1. 0.23cm is not enough of a difference to warrant another intermediate size of clothing.
2. Those 0.23cm are for the average baby anyway, not for each individual baby. Individual shoppers are used buying smaller or larger sizes than indicated for the age. Because the variance of baby height is considerable and doesn't depend in any way on our study, some parents don't have the choice but to do this. This variance of baby height is not to be confused with the variance of the estimator of the average baby height, that one decreases with $n$, hence the power of the test.

In this example, the scale on which the test compares measures is intuitive and the effect size can and should be measured with a confidence interval on that scale. In some scenarios that cannot be done, for example when comparing the effect sizes of multiple tests on different scales. Standardized effect size measures like Cohen's d can then be used.

Simulation in R:

I cannot simulate what it would look like to measure the same babies twice, but I can reasonably approximate a test in which a million 52 week olds were measured and another million other babies which are all 53 weeks old were measured for comparison.

This test is not paired and has lower power than the paired one. If I can show that the practically irrelevant $0.23cm$ are statistically significant with this test, they will be significant with the other as well.

Height is normally distributed and from the WHO data, I can roughly deduce the following distributions:

• 52 week olds: $\mathcal{N}(\mu=75.735,\sigma=(80.35 - 71.10)/4=2.313)$
• 53 week olds: $\mathcal{N}(\mu=75.995,\sigma=(80.79 - 71.25)/4=2,385)$

I did this using the thumb rule that there are 4 standard deviations $\sigma$ between the $0.025^{th}$ and the $0.975^{th}$ quantile.

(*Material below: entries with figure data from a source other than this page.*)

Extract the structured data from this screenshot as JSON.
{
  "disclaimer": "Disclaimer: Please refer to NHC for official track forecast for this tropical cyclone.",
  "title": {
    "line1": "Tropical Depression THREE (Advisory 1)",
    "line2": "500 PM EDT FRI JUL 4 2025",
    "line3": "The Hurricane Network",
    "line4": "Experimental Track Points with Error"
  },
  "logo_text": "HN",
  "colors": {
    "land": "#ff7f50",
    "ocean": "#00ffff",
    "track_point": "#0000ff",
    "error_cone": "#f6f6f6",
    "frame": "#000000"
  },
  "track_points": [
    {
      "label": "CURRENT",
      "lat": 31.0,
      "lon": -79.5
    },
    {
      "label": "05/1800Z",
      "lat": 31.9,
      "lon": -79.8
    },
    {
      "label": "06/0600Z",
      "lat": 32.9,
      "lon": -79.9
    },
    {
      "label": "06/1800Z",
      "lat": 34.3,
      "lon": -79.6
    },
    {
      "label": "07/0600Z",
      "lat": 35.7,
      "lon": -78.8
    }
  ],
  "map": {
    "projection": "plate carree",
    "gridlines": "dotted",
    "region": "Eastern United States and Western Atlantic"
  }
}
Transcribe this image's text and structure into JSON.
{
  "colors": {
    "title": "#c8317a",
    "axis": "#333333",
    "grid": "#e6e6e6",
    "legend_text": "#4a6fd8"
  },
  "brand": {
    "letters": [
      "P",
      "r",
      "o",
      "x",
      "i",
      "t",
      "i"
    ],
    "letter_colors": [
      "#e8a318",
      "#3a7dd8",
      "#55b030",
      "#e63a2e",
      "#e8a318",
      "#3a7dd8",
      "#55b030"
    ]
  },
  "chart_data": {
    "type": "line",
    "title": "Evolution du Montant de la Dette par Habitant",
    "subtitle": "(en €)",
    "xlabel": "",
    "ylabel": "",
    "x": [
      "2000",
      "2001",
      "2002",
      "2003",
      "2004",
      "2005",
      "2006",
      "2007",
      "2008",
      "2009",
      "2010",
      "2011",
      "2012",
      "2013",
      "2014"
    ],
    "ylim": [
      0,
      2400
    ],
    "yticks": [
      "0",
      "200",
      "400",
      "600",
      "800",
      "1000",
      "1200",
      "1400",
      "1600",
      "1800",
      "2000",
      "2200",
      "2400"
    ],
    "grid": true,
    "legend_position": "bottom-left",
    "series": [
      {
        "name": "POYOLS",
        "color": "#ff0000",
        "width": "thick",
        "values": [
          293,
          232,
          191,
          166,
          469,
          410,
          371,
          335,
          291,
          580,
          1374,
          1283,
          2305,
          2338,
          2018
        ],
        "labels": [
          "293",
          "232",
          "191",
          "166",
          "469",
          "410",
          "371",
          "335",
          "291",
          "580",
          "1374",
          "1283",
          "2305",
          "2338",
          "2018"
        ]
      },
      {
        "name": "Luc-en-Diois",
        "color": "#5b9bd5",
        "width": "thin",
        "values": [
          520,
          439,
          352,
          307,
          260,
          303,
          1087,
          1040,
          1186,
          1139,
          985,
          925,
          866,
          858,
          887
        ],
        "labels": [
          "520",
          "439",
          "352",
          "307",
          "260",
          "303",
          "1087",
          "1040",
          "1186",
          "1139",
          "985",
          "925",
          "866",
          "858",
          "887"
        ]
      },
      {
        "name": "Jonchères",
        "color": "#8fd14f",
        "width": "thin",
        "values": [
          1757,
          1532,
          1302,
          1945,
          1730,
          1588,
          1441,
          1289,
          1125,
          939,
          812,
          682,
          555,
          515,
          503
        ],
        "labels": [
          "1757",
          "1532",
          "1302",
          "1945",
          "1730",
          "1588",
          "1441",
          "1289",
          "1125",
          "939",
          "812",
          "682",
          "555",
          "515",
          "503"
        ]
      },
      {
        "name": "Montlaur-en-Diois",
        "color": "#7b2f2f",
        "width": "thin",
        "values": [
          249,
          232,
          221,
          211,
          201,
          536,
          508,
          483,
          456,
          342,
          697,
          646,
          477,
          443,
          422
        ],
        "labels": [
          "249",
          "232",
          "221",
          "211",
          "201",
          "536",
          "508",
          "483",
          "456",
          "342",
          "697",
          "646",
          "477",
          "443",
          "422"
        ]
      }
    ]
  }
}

> t.test(rnorm(1e+6,75.995,2.385),
    rnorm(1e+6,75.735,2.3125),
    alternative = "two.sided", 
    mu = 0, 
    paired = FALSE, 
    var.equal = FALSE, 
    conf.level = 0.999)

Welch Two Sample t-test

data:  rnorm(1e+06, 75.995, 2.385) and rnorm(1e+06, 75.735, 2.3125)
t = 79.403, df = 1998100, p-value < 2.2e-16
alternative hypothesis: true difference in means is not equal to 0
99.9 percent confidence interval:
0.2528959 0.2747625
sample estimates:
mean of x mean of y 
75.99828  75.73445 

I even used the Welch test that doesn't assume equal variances (they are very close to equal) and used a two sided test (babies will not shrink). Both of these circumstances reduce the power of the test. And yet the statistical significance of the test is exceptional with $p-value < 2.2 * 10^{-16}$.

Regarding the effect size we can say that 999 out of 1000 confidence intervals would contain the true height gain of the average baby and our confidence interval is $[ 0.253, 0.275 ]$ cm which is a practically irrelevant although real quantity.